Working abroad: the new tourism

After graduating from college, I discovered just working with people can make you learn too. There are heroines and villains, colleagues and co-workers, cultural and communication barriers, established hierarchies and subliminal politics. Some can be so jaded and slanderous; their work banter is more funny than informative or serious.

I found that short to long term work assignments in large foreign enterprises makes for a leaps and bounds better experience abroad than normal tourist type activities. Being a pure tourist is the double edged sword I hate. Schlepping all the way across the Atlantic, making two connecting flights, a one hour train ride, a 20 min ferry boat ride, all to find hundreds of Americans in a place viewing the same fjords you saw on tv during that Rick Steve’s marathon that one time when you decided not to go with your sister to church.
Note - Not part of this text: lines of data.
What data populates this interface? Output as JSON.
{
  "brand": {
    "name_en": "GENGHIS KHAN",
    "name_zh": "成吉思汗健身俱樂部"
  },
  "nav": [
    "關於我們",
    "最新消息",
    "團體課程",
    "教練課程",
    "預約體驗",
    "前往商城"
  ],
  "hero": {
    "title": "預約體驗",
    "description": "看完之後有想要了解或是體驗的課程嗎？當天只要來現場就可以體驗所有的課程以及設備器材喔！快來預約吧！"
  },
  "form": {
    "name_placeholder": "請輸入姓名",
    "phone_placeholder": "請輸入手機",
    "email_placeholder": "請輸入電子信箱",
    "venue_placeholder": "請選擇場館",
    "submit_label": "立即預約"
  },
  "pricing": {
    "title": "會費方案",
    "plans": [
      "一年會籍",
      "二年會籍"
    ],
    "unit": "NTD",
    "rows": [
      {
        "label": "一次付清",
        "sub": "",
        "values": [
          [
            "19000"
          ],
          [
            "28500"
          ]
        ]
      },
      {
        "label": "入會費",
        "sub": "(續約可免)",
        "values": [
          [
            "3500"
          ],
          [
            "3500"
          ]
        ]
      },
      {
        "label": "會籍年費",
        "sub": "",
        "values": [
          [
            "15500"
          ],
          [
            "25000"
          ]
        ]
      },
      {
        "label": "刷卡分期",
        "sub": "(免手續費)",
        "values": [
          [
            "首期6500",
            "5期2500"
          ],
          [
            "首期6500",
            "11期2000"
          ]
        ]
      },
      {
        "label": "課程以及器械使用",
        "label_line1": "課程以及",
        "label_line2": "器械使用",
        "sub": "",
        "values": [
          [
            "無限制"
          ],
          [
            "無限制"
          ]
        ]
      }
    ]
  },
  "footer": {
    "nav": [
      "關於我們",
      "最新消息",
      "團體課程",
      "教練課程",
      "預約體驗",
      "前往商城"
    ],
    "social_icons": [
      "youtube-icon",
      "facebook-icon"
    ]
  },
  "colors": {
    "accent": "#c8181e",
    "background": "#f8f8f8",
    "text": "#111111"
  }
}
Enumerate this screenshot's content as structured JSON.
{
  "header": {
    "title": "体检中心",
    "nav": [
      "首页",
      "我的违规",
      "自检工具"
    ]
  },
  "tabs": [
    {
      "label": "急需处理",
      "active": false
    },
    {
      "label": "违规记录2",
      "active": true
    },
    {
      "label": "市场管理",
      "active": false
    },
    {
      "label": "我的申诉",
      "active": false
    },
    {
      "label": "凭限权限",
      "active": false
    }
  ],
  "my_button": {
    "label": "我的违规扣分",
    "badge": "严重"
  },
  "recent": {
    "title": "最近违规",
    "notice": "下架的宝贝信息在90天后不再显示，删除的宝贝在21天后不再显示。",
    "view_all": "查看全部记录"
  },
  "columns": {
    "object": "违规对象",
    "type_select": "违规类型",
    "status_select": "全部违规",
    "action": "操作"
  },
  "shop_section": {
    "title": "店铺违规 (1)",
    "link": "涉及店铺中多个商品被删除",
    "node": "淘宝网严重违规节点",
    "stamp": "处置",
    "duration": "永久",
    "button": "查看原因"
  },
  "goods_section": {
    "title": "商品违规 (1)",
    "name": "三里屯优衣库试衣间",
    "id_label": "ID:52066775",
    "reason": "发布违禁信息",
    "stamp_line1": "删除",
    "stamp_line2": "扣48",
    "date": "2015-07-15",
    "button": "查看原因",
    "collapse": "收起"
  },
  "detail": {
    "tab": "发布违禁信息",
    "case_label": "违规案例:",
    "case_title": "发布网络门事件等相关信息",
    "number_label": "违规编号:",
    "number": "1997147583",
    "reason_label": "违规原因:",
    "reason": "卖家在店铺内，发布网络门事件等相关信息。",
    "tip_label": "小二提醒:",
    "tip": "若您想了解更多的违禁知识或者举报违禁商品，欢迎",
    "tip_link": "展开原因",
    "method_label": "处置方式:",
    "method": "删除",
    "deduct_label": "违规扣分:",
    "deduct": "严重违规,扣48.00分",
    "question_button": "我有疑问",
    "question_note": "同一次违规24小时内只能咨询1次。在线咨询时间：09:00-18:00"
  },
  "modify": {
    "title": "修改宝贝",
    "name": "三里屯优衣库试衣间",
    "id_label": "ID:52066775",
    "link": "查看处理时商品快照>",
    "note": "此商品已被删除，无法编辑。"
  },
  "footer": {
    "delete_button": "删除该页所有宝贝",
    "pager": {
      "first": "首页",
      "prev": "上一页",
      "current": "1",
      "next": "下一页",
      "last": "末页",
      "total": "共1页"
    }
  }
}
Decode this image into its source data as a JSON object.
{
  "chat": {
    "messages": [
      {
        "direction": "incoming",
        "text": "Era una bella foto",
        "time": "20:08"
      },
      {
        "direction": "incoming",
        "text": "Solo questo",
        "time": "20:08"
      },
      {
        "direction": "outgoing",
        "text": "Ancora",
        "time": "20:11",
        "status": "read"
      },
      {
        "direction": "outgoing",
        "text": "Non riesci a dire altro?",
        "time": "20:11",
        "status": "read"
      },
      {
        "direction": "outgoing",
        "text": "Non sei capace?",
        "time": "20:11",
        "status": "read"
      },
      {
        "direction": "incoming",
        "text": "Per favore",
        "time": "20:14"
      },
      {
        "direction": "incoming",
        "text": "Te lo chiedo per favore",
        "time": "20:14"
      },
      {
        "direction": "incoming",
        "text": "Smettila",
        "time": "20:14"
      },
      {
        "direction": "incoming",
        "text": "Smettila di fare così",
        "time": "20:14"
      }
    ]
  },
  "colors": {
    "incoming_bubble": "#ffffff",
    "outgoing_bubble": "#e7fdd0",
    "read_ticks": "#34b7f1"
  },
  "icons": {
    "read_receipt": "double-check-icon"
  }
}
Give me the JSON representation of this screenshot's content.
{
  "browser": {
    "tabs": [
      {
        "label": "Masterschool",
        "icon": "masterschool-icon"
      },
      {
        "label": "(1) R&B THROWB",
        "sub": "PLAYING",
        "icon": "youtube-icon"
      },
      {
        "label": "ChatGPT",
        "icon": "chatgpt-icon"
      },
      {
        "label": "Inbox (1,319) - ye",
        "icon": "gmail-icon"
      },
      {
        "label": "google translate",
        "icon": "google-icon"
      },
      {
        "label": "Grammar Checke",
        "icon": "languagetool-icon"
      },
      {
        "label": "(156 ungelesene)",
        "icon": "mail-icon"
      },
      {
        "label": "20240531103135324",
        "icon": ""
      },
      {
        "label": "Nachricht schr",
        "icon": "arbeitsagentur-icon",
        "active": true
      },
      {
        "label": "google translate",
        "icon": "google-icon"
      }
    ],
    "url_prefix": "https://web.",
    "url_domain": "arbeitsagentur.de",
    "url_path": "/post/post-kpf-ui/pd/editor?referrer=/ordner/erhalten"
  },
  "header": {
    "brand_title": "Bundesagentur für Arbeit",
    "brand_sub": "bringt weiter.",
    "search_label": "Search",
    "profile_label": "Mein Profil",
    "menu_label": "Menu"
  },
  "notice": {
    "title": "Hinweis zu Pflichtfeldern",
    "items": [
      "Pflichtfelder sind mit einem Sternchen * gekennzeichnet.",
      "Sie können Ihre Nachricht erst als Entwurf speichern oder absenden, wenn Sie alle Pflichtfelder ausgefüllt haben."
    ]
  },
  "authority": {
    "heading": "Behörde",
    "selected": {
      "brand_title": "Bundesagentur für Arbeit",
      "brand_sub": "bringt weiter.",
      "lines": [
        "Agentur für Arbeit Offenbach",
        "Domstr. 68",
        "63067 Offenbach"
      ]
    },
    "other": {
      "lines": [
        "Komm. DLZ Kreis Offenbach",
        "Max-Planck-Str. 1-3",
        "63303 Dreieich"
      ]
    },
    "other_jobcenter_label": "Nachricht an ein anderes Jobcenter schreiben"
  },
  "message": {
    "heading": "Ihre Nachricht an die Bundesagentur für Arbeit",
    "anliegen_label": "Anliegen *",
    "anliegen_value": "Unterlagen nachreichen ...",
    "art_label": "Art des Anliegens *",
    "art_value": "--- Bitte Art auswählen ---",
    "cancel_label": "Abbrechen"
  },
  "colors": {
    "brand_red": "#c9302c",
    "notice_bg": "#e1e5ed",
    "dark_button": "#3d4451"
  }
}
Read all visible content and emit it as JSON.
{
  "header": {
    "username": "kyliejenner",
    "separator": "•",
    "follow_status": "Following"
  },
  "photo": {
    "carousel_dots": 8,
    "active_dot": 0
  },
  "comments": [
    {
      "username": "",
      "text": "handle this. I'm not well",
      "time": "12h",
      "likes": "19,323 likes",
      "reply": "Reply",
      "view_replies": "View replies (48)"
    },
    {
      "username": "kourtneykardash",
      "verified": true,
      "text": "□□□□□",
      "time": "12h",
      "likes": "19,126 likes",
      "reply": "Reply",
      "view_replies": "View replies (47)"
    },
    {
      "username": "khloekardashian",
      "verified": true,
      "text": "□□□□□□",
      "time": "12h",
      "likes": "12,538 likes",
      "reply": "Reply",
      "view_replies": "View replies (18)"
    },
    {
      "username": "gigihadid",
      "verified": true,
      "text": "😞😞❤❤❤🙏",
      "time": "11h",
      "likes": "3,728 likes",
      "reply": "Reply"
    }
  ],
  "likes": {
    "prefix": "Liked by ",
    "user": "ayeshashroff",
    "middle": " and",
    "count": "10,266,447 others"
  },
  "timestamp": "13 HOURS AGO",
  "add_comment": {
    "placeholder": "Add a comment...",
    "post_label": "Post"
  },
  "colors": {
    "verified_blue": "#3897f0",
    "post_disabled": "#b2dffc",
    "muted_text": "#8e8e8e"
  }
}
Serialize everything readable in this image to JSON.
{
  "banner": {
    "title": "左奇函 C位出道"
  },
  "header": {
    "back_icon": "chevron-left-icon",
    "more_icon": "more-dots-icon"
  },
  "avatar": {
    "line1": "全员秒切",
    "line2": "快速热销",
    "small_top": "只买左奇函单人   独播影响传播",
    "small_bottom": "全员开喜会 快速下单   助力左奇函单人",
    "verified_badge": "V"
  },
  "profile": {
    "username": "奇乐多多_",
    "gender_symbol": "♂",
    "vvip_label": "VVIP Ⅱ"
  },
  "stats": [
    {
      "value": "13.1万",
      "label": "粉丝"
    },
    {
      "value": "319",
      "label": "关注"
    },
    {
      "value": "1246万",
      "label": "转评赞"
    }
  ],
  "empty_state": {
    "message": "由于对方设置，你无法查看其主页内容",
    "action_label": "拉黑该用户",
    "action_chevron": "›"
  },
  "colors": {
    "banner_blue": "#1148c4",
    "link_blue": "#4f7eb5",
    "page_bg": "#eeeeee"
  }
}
Guided tours used to be the only way to see new places and experience new things. Artifically designed by the local tourism board for tourists, often using scare tactics (the same way George Bush talked the whole country into going into war) to keep people on the well worth path. But here’s where working with people in multi-national corporations can help bridge that gap. Embedding yourself (or working for a company that does it for you. i.e. Consultant) can make you that neutral Switzerland whore who can come in, make a few cheeky jokes and integrate with the locals.

You learn more about the culture, you find out where the locals go and what their world view is. People will relate their view of past events filtered through their personal history, which gives you a slanted, jaded view without having to endure any artificial tourist traps.

They haven’t expanded the 7 wonders of the world (yet), people always visit the same places that others recommend and what you get is a bunch of Americans in these popular destinations. You might as well have gone to the Paris Casino in Las Vegas instead of the Eiffel Tower. Obviously this is a stereotype, but it’s one that has passed through my filter and I feel like sharing, because I think working in these distant places can avoid this issue and actually allow you to learn something new. Heavy Metal, Goth, Acid Rock, Acid Punk, Death Metal, Grunge Metal, Grunge Rock, and Indie Metal are all very different types of music of which I was completely ignorant– until I found myself assigned to a project for a large company in Sweden, embedded in a group of passionate Swedes.